Las Vegas Sun

April 19, 2024

Where I Stand:

The Yanks are coming, just in time

The Yanks are coming, just in time

ukraine tanks

Christian Murdock / The Gazette via AP, File

A soldier walks past a line of M1 Abrams tanks, Nov. 29, 2016, at Fort Carson in Colorado Springs, Colo. In what would be a reversal, the Biden administration is poised to approve sending M1 Abrams tanks to Ukraine, U.S. officials said Tuesday, as international reluctance toward sending tanks to the battlefront against the Russians begins to erode. The decision could be announced as soon as Wednesday though it could take months or years for the tanks to be delivered.

The tanks are coming, the tanks are coming.

With apologies to those brave men and women of the United States’ armed forces during World War II — and, of course, the songwriters who wrote a similarly sounding patriotic song for a movie of the same name ­­— it should not be lost on anybody that history has been in danger of repeating itself.

But, this time, we seem to have learned from our mistakes. Which is exactly the way George Santyana envisioned the proper use of history. (With a carve out for Florida)!

The announcement by President Joe Biden this past week that both the United States and Germany and other NATO allies would be sending tanks and related heavy fighting equipment to Ukraine over the next few months had to come as welcome news to Ukrainian President Volodymyr Zelenskyy. Invoking the same kind of elation that permeated the movie that celebrated America’s entry into World War II.

The history lesson to be learned, of course, is that timing is almost everything. Eighty some years ago, America dilly-dallied around, unable or refusing to make the hard-yet-correct decision to join the Allies in what became a successful effort to stop Adolf Hitler and the Third Reich.

It took the Japanese attack on Pearl Harbor to force President Franklin Delano Roosevelt’s hand, which — as much as he may have wanted to help out earlier­ — couldn’t pull the trigger, if you will.

It is difficult to determine with precision how many murders at the hands of the Nazis could have been avoided had the U.S. made the decision to go to war a year or two earlier. That is the history lesson.

It has taken what seems like forever for the United States to finally make this decision in concert with our allies, even though Ukraine has begged from the beginning for the capability it needs to fight back against Vladimir Putin’s Russian army.

But, learn from the past we did. So President Biden’s diplomatic achievement in getting Germany to lead with its Leopard 2 main battle tanks well ahead of our own delivery of Abrams tanks later this summer was an acknowledgement that he was doing the right thing in the right way.

Just like all of Europe was celebrating the Yanks coming to their defense 80 years ago, this most recent decision to arm-up Ukraine with the capability to not only defend itself but to repel the invader is a reason to celebrate the fact that our country, the United States of America, still stands for something.

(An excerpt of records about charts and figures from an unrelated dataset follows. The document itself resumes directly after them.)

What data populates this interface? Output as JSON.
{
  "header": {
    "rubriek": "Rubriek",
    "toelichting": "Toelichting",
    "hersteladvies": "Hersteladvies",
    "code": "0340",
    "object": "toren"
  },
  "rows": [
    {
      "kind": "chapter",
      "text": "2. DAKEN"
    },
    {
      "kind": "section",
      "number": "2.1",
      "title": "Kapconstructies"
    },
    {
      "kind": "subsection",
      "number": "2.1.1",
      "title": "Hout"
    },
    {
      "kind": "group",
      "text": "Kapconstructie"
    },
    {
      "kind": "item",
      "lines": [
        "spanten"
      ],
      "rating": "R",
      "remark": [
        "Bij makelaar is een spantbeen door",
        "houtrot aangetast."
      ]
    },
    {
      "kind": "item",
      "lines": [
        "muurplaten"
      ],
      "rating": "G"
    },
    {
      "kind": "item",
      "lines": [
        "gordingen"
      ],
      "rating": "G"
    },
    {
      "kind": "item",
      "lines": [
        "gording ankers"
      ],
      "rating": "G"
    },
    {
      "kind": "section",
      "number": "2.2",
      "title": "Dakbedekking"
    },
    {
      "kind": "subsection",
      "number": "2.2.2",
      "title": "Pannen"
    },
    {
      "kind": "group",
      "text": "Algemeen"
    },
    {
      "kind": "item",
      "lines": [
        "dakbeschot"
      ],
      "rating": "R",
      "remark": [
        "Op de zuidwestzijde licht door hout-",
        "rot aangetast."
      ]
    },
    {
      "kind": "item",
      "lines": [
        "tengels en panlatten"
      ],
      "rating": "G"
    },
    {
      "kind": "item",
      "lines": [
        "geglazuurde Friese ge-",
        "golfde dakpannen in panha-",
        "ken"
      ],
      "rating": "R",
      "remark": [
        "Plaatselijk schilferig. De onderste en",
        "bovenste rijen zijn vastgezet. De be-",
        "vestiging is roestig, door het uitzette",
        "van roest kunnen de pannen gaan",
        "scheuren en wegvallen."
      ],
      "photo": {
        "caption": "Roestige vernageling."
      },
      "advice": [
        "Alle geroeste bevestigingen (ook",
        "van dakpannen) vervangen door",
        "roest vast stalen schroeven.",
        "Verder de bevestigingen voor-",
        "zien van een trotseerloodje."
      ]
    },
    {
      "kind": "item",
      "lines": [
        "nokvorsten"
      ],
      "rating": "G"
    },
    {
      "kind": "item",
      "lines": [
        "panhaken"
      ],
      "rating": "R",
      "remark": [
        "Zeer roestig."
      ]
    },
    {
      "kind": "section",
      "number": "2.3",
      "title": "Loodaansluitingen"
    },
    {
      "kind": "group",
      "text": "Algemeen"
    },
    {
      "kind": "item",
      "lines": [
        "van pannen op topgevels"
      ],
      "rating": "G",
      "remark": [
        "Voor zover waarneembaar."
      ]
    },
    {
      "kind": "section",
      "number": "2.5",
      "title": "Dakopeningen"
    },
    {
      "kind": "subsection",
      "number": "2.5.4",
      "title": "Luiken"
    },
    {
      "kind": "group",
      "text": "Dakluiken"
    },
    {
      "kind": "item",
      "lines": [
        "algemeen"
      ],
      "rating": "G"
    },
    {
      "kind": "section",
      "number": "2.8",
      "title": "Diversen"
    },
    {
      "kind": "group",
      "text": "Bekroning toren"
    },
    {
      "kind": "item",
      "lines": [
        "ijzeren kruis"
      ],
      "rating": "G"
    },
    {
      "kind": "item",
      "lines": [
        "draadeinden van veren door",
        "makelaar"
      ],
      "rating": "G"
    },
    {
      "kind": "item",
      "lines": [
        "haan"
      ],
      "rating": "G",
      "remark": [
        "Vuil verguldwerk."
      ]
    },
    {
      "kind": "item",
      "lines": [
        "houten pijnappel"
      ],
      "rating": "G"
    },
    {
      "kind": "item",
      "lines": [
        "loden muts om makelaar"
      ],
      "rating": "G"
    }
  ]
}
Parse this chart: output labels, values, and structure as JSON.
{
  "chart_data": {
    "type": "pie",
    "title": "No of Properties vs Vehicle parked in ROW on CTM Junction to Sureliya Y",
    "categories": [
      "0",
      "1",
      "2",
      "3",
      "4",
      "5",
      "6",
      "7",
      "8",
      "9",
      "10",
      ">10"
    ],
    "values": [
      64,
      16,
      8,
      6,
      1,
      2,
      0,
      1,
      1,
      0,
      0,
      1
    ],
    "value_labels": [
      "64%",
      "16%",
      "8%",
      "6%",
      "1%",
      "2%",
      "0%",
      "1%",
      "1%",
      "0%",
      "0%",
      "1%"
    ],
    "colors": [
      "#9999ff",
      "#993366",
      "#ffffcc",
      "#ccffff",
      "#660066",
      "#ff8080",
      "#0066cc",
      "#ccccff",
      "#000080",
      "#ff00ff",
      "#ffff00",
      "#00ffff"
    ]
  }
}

And also, that NATO, which is composed of the United States and those European countries devastated during World War II and determined to never again fail to fight those who would oppress them, has learned its own lessons from that dark period of history.

I don’t know if the tanks are sufficient ­ — my own training as a tank commander didn’t include the threats of today’s modern warfare — but I suspect that the message they will bring with them to the battlefield will be decisively clear: Both Europe and the United States stand together, committed to help a country beleaguered by the Russian Bear and determined to help in its fight for survival.

What remains to be seen is how much of history’s lessons will be absorbed by other countries now doing their best to stay out of the fray, immaculately uncontaminated by the hard decisions required of civilized nations.

History has proven that conflagrations on a world scale usually leave no one unattended.

In the meantime, the tanks are going to Ukraine. And I hope they get there with the thanks of every freedom-loving person on the planet.

The Ukrainians are fighting for their own survival against a larger backdrop that could portend the planet’s next big war.

We should be grateful that America has leaders today who remain steady and informed because none of us should want the history of Europe to repeat itself.

Brian Greenspun is editor, publisher and owner of the Sun.